I knew I wanted real consulting experience. But with most firms only recruiting interns from the third year, and me being 19, I am technically and very obviously not eligible. I could’ve waited. But that’s not really my style. So I decided to build my own internship. One that would get me closer to the industry, let me ask the questions that actually mattered, and hopefully learn A LOT. And also, more importantly, because I’m not entirely sure what I’m racing toward still exists by the time I graduate.
Okay, look, I’m 19. I’ll (grudgingly) admit I don’t know everything. My dad likes to say I know nothing… except how to sound like I do. And honestly? Fair enough. I’m just getting started, and since “AI and consulting” wasn’t exactly a course on my business school schedule, I won’t pretend to have all the answers.
But if I want to bring real value to these consulting firms, I need to understand what they actually need. Not just what they say in interviews or put on their websites, but what’s keeping them up at night. What they’re worried about. What they’re not quite sure how to solve. I want to be a consultant to the consultants. I want this project to surprise them. To say something they haven’t already heard a hundred times before.
AI is evolving faster than anyone predicted replacing not just repetitive work, but the kind of thinking and analysis that consultants are known (and paid) for. Consulting is built on being the smartest person in the room. But what happens when the room suddenly fills with AI tools that can do 80% of your work before you even open your laptop?
No one knows exactly how the industry is evolving, but here are some of my slightly uneducated thoughts and questions at the start of this project:
AI is speeding up. It’s already changing how firms analyze data, write proposals, even do parts of strategy work. And if tech can do 40% of a project in half the time, what does that mean for billable hours?
Clients are getting smarter. Companies aren’t just outsourcing thinking anymore they want real, collaborative insight.

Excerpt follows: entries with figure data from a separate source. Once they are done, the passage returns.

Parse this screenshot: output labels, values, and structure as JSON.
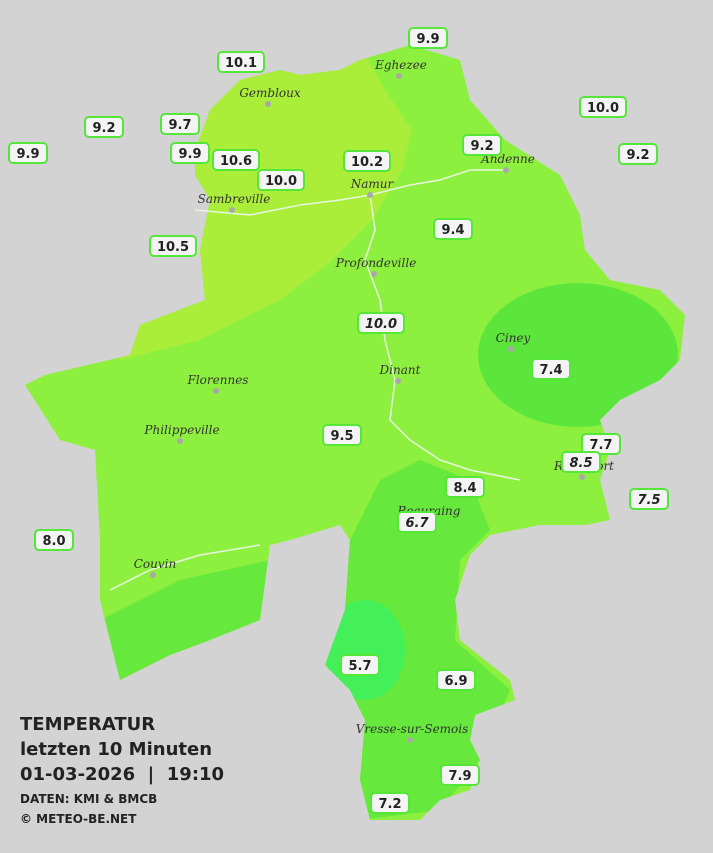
{
  "title": {
    "heading": "TEMPERATUR",
    "period": "letzten 10 Minuten",
    "timestamp": "01-03-2026  |  19:10",
    "source": "DATEN: KMI & BMCB",
    "copyright": "© METEO-BE.NET"
  },
  "towns": [
    "Eghezee",
    "Gembloux",
    "Andenne",
    "Namur",
    "Sambreville",
    "Profondeville",
    "Ciney",
    "Dinant",
    "Florennes",
    "Philippeville",
    "Rochefort",
    "Beauraing",
    "Couvin",
    "Vresse-sur-Semois"
  ],
  "stations": [
    "9.9",
    "10.1",
    "10.0",
    "9.2",
    "9.7",
    "9.9",
    "9.9",
    "10.6",
    "10.2",
    "9.2",
    "9.2",
    "10.0",
    "10.5",
    "9.4",
    "10.0",
    "7.4",
    "9.5",
    "7.7",
    "8.5",
    "7.5",
    "8.4",
    "6.7",
    "8.0",
    "5.7",
    "6.9",
    "7.9",
    "7.2"
  ]
}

The old model of handing over a shiny PDF might not hold up when people are bruilding real internal competence.
I know that consultantants often work in team models, how is this being challanged? Why hire a team of generalists when you can get a specialist with an AI assistant? Or just the AI?
CONSULTANTS ARE TOO EXPENSIVE? Everyone wants more for less. And consultancies are having to prove value more than ever, but what is this?
All of this makes one thing clear: the consulting industry is going to change fast.
And for me, as someone who wants to be part of it, I keep asking: How do I make sure I’m still valuable? What will matter more in the future; deep human insight? Creativity? Speed? Judgment? Or something else entirely?
That’s what I’m trying to figure out.
When I meet with CEOs, I don’t just want to know whether they’ll still value consultants, I want to understand how that value is changing. What are they still willing to pay for? What do they no longer need? And why? If I can understand what today’s clients are worried about, I’ll be a lot closer to understanding the future I’m walking into and whether there’s a place for me in it!
More soon,
Thanks for being part of the journey.
See you soon,
-June
P.S. People often think I’m exaggerating when I say I dreamed of working in business as a kid.